Terdengar suara kokok ayam, juga lolongan anjing dari kejauhan. Namun suara-suara itu terdengar begitu pilu dalam telingaku. Sama seperti kehilangan yang akan dirasakan oleh Ibu ketika beliau menyadari jika aku tidak lagi lelap di sampingnya. Atau mungkin Bapak, yang bisa berubah setelah menyadari kepergianku. Akankah Bapak merasa kehilangan dan merindukanku, kelak? Amarah yang bergejolak dalam dadaku menolak perasaan itu. Bapak pasti akan merasa lebih tenang jika aku tidak ada. Atau mungkin berharap aku tidak kembali?
****
Aku kini berdiri beberapa puluh kilometer dari rumah.
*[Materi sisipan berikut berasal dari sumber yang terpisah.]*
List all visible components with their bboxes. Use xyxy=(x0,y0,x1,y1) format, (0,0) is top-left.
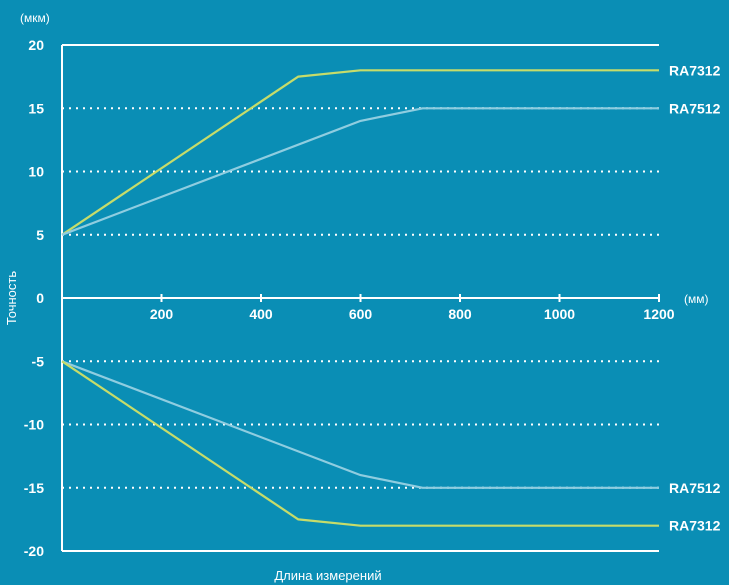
series-line-ra7312 xyxy=(61,360,659,527)
y-tick-label: -20 xyxy=(24,543,44,559)
series-label-ra7312: RA7312 xyxy=(669,62,721,78)
series-line-ra7312 xyxy=(61,69,659,236)
x-tick-label: 800 xyxy=(448,306,472,322)
series-line-ra7512 xyxy=(61,360,659,489)
x-tick-label: 1200 xyxy=(643,306,674,322)
axes xyxy=(61,44,660,552)
x-tick-label: 600 xyxy=(349,306,373,322)
y-tick-label: -10 xyxy=(24,417,44,433)
x-axis-title: Длина измерений xyxy=(274,568,381,583)
x-tick-label: 200 xyxy=(150,306,174,322)
series-lines xyxy=(61,69,659,527)
x-tick-label: 400 xyxy=(249,306,273,322)
y-tick-label: -15 xyxy=(24,480,44,496)
y-tick-label: 0 xyxy=(36,290,44,306)
series-label-ra7512: RA7512 xyxy=(669,100,721,116)
series-line-ra7512 xyxy=(61,107,659,236)
series-label-ra7312: RA7312 xyxy=(669,518,721,534)
y-tick-label: 5 xyxy=(36,227,44,243)
labels: (мкм) (мм) Длина измерений Точность 20 15… xyxy=(4,11,721,583)
y-tick-label: 20 xyxy=(28,37,44,53)
series-label-ra7512: RA7512 xyxy=(669,480,721,496)
y-axis-title: Точность xyxy=(4,271,19,326)
x-tick-label: 1000 xyxy=(544,306,575,322)
y-tick-label: -5 xyxy=(32,353,45,369)
y-tick-label: 10 xyxy=(28,164,44,180)
y-tick-label: 15 xyxy=(28,100,44,116)
y-unit-label: (мкм) xyxy=(20,11,50,25)
x-unit-label: (мм) xyxy=(684,292,709,306)
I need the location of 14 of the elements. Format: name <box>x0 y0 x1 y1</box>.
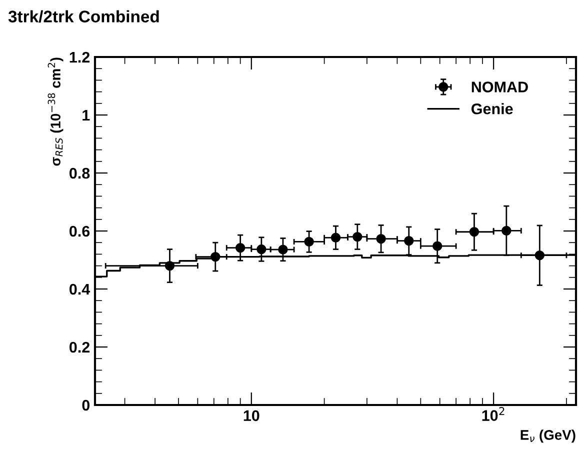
legend-label: NOMAD <box>472 82 528 92</box>
y-tick-label: 1.2 <box>70 52 90 63</box>
y-tick-label: 0.6 <box>70 226 90 237</box>
y-axis-title: σ$_{RES}$ (10$^{−38}$ cm$^{2}$) <box>48 58 64 166</box>
y-tick-label: 0.2 <box>70 342 90 353</box>
y-tick-label: 0 <box>82 400 90 411</box>
y-tick-label: 0.4 <box>70 284 90 295</box>
x-axis-title: E$_{ν}$ (GeV) <box>520 430 576 443</box>
y-tick-label: 0.8 <box>70 168 90 179</box>
chart-title: 3trk/2trk Combined <box>8 10 159 23</box>
x-tick-label: 10$^{2}$ <box>482 407 504 421</box>
legend-label: Genie <box>472 103 513 114</box>
x-tick-label: 10 <box>244 410 260 422</box>
y-tick-label: 1 <box>82 110 90 121</box>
Pagi sudah mulai hadir kembali. Kicauan burung dari balik pepohonan mulai menghiasi pagi. Langkah kakiku semakin melemah. Aku berusaha menghentikan setiap kendaraan yang melintas di jalan aspal yang kini terbentang panjang di hadapanku.
Hanya dalam hitungan beberapa jam, aku telah berada di ibukota Kecamatan Sumbul. Sebuah kota kecil yang menjadi bagian dari Kabupaten Dairi. Dibanding dengan desaku yang letaknya di kaki Bukit Simerung, Sumbul lebih ramai dengan berbagai kegiatan orang-orang di dalamnya. Kota ini juga menjadi lintasan yang bisa menghubungkan Sumatera Utara dengan Nanggroe Aceh Darussalam.
“Mau kemana, Lae?¹” suara seseorang mengagetkanku.
Aku menoleh ke arah sumber suara, seorang sopir truk pengangkut batu cadas tengah memandangku iba. Aku memang sengaja menunggu di sebuah halte yang sepi, jauh dari keramaian oran-orang.
“Ayo, naiklah!” katanya menawarkan tumpangan.
Tanpa pikir panjang aku menerima tawaran lelaki yang baru aku kenal itu. Aku duduk di atas batu cadas di bak belakang truk.
****
Satu jam selama perjalanan, setelah melewati medan yang beragam. Seperti tanjakan yang cukup terjal, tikungan mematikan juga hutan lebat yang menjadi dinding di sisi kiri dan kanan badan jalan. Semua menjadi hiburan tersendiri dalam pikiranku. Dan tanpa terasa semua berlalu dalam waktu yang cukup singkat setelah truk berhenti di sebuah warung makan Padang.
“Lae, kita makan dulu!” teriak lelaki yang tadi menawari tumpangan bagiku. Sebuah senyum simpul menghiasi bibir tipisnya. Hangat dan bersahabat.
Aku duduk dalam satu meja bersama dengan orang yang baru aku kenal. Untuk ukuran orang baru, mereka cukup toleran terhadapku. Terlihat dari sikap mereka yang memperlakukanku dengan baik. Dan satu yang terpenting, mereka tidak banyak bertanya tentang diriku. Jujur saja, aku belum siap berbagi cerita tentang tragedi kepergianku ini.